Chris había ideado una explicación, una mezcla bien condimentada entre la verdad y ficción. De esta forma quería evitar que su amigo se enredara aún más en toda esta historia.
– Mis padres han muerto hace diez años. Entre su legado encontré este hueso. No te puedes imaginar la sorpresa que me llevé. Mi viejo y este hueso… -se levantó y comenzó a andar nervioso de un lado para otro meneando la cabeza como si él mismo no lo hubiera podido creer-. Sé lo que estás pensando. A mí me pasó lo mismo al principio. Mi padre: el albañil. ¿Qué demonios tenía que ver con el hueso? Me quedé boquiabierto delante de la caja. -Chris introdujo premeditadamente una pequeña pausa para preparar su siguiente mentira.
»En la caja encontré una nota. La nota decía: «En depósito», además de una fecha del año 1978 y un nombre. Para mí, la explicación se basaba en que alguien aún le debía algún dinero a mi padre. Ya sabes que mi padre, como albañil, hacía muchos trabajos aparte.
– ¿Y la casa de tus padres? -el científico clavó pensativo la mirada en su amigo de juventud.

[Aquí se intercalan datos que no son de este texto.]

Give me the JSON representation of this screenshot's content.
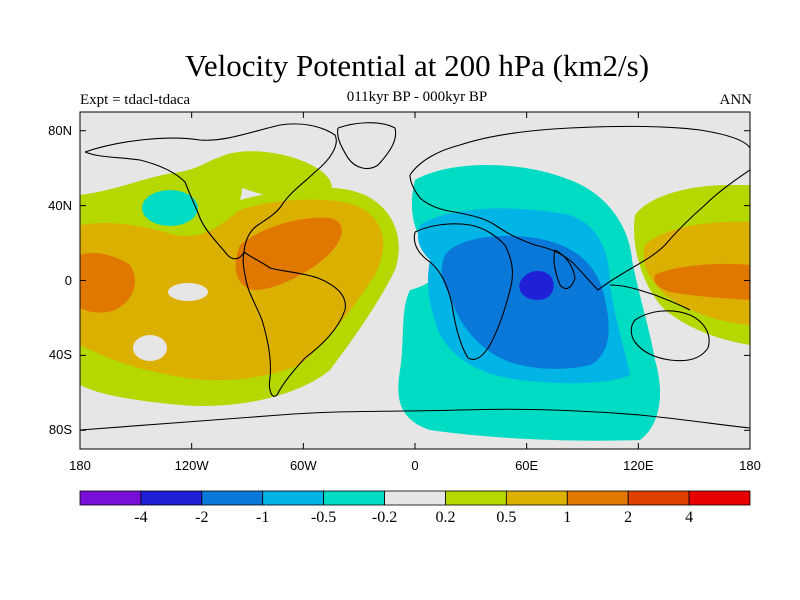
{
  "title": "Velocity Potential at 200 hPa (km2/s)",
  "subtitle": "011kyr BP - 000kyr BP",
  "left_label": "Expt = tdacl-tdaca",
  "right_label": "ANN",
  "chart_data": {
    "type": "heatmap",
    "projection": "cylindrical-equidistant",
    "lon_range": [
      -180,
      180
    ],
    "lat_range": [
      -90,
      90
    ],
    "x_ticks": [
      {
        "value": -180,
        "label": "180"
      },
      {
        "value": -120,
        "label": "120W"
      },
      {
        "value": -60,
        "label": "60W"
      },
      {
        "value": 0,
        "label": "0"
      },
      {
        "value": 60,
        "label": "60E"
      },
      {
        "value": 120,
        "label": "120E"
      },
      {
        "value": 180,
        "label": "180"
      }
    ],
    "y_ticks": [
      {
        "value": 80,
        "label": "80N"
      },
      {
        "value": 40,
        "label": "40N"
      },
      {
        "value": 0,
        "label": "0"
      },
      {
        "value": -40,
        "label": "40S"
      },
      {
        "value": -80,
        "label": "80S"
      }
    ],
    "colorbar": {
      "colors": [
        "#7a10d8",
        "#2020d8",
        "#0a78d8",
        "#00b4e6",
        "#00dcc4",
        "#e6e6e6",
        "#b4d800",
        "#dcb000",
        "#e07800",
        "#e04000",
        "#e80000"
      ],
      "levels": [
        "-4",
        "-2",
        "-1",
        "-0.5",
        "-0.2",
        "0.2",
        "0.5",
        "1",
        "2",
        "4"
      ]
    },
    "features": [
      {
        "sign": "positive",
        "level": 1,
        "center_lon": -170,
        "center_lat": 0,
        "note": "central Pacific maximum"
      },
      {
        "sign": "positive",
        "level": 1,
        "center_lon": -70,
        "center_lat": 15,
        "note": "Caribbean / South America maximum"
      },
      {
        "sign": "positive",
        "level": 1,
        "center_lon": 150,
        "center_lat": 0,
        "note": "western Pacific maximum"
      },
      {
        "sign": "negative",
        "level": -2,
        "center_lon": 65,
        "center_lat": 0,
        "note": "Indian Ocean minimum"
      },
      {
        "sign": "negative",
        "level": -0.2,
        "center_lon": -140,
        "center_lat": 40,
        "note": "North Pacific weak minimum"
      }
    ]
  }
}
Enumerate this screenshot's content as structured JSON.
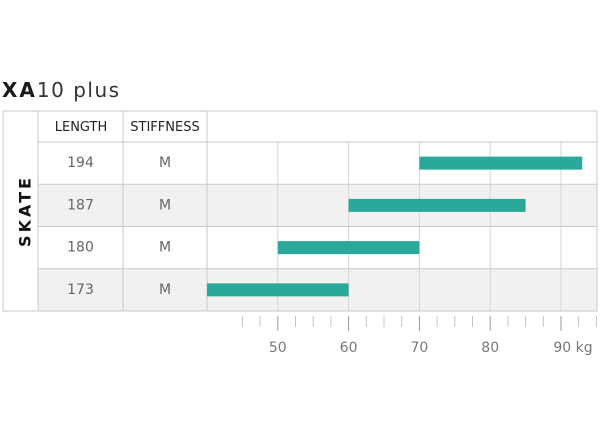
{
  "title": {
    "model_bold": "XA",
    "model_rest": "10  plus"
  },
  "table": {
    "section_label": "SKATE",
    "header_length": "LENGTH",
    "header_stiffness": "STIFFNESS"
  },
  "chart_data": {
    "type": "bar",
    "orientation": "horizontal-range",
    "categories": [
      "194",
      "187",
      "180",
      "173"
    ],
    "stiffness": [
      "M",
      "M",
      "M",
      "M"
    ],
    "ranges": [
      [
        70,
        93
      ],
      [
        60,
        85
      ],
      [
        50,
        70
      ],
      [
        40,
        60
      ]
    ],
    "x_ticks": [
      50,
      60,
      70,
      80,
      90
    ],
    "x_unit": "kg",
    "xlim": [
      40,
      95
    ],
    "bar_color": "#2aa89a",
    "alt_row_color": "#f2f1ef"
  }
}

– La vendí. Al principio, aparté el dinero. Para realizar mi sueño; ya sabes al que me refiero -Chris estaba a la espera de algún comentario bobo de los que antaño solía realizar Snider. Pero su amigo permaneció en silencio-. Entonces apareció esa nueva oportunidad en el mercado bursátil, y pensé que se podía ganar algún dinero. Pero lo perdí todo, y puesto que ya no tengo nada en reserva y necesito hasta el último céntimo, me preguntaba si el hueso podía tener algún valor.
– Chris, el mercader de reliquias.
– Ni siquiera sé si procede de un humano. Eso me ayudaría a dar un paso adelante. Y vosotros disponéis aquí de microscopios.
– Por supuesto. ¿Y para qué los quieres?
– Para echarle un vistazo a los osteones.
– ¿Y tú qué sabes de eso?
– No mucho. Pero durante la reconstrucción de huellas he aprendido que con ellos se pueden clasificar los huesos en humanos o animales. En el caso de los huesos humanos, los osteones se encuentran repartidos al azar, mientras que en los de los animales lo hacen de forma ordenada.